One of her longest and uncharacteristically angry emails came after she watched "Winning: The Racing Life of Paul Newman," the Adam Carolla-produced documentary that aired in 2015. With Fitzgerald-who was killed in an awful crash in a Trans-Am race at St. Petersburg in 1987, a race that Newman was also in-Linda was there for Newman's racing career, and she was upset about how many people in Carolla's documentary talked about how close they were to the action when, as Linda wrote, "Paul never knew they existed."

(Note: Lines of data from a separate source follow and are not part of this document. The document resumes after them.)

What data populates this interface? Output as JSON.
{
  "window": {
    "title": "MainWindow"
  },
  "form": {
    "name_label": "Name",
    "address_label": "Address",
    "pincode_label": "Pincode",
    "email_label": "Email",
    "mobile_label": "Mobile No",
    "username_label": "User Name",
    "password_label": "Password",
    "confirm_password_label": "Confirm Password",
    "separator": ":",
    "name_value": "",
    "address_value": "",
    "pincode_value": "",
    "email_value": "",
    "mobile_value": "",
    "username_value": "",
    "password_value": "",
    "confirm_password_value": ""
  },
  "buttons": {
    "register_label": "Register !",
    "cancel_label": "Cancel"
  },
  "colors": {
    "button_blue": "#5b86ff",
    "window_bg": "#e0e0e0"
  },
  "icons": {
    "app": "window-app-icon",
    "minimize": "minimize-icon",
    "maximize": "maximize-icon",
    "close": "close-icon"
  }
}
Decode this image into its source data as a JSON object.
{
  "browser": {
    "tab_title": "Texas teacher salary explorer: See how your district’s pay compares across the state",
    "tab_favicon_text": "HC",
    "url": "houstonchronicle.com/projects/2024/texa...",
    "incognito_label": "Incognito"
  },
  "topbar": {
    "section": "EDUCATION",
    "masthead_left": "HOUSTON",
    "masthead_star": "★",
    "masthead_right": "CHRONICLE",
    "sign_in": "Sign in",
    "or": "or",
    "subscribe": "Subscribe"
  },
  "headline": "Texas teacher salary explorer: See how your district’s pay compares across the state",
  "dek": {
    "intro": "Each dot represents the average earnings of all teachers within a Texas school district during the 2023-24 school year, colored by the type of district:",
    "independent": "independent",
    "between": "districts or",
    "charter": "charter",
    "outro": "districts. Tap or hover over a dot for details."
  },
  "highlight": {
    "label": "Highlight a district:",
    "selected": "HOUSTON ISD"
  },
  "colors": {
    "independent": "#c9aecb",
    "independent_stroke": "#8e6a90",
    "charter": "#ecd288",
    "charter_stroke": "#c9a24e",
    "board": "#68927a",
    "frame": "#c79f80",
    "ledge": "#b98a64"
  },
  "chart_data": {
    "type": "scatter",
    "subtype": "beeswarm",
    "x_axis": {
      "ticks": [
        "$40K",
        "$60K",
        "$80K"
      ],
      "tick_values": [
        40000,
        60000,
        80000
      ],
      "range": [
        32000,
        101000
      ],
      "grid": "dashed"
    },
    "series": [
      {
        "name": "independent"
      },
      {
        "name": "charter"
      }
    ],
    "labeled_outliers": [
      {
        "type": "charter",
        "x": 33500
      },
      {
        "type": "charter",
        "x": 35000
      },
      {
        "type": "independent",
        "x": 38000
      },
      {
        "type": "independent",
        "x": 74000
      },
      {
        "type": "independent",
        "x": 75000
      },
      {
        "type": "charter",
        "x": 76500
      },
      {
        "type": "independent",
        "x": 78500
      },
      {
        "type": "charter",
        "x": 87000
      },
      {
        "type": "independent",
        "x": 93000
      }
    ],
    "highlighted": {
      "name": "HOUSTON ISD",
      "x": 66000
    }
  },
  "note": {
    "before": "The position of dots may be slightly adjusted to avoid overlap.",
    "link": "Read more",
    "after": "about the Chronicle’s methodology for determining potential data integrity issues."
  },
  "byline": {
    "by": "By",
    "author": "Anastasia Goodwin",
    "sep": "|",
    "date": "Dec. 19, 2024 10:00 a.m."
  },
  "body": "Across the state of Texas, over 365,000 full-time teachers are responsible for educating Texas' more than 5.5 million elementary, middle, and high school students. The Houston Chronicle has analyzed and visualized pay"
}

One of my favorite passages from that email: "Robert Redford is also a very present 'interview' in the film. Paul would sometimes speak of Redford, but he never came to a race to my knowledge. I can recall Paul saying, 'Never go to dinner with Redford, because he eats off of everyone else's plate before he touches his own food.'"

YouTube/Hagerty

The last week of December in 2016, Linda went into the hospital for a minor surgery. Something went wrong. On December 30, she died. Leaving Bob, the nicest guy in the world, a widower, a couple dozen dogs and cats and horses nobody else wanted without a benefactor, and hundreds of friends like me stunned and saddened and ready as hell to get 2016 over with.

Cotter's Barn Find Hunter brings all that back. Good memories of a friend taken too soon.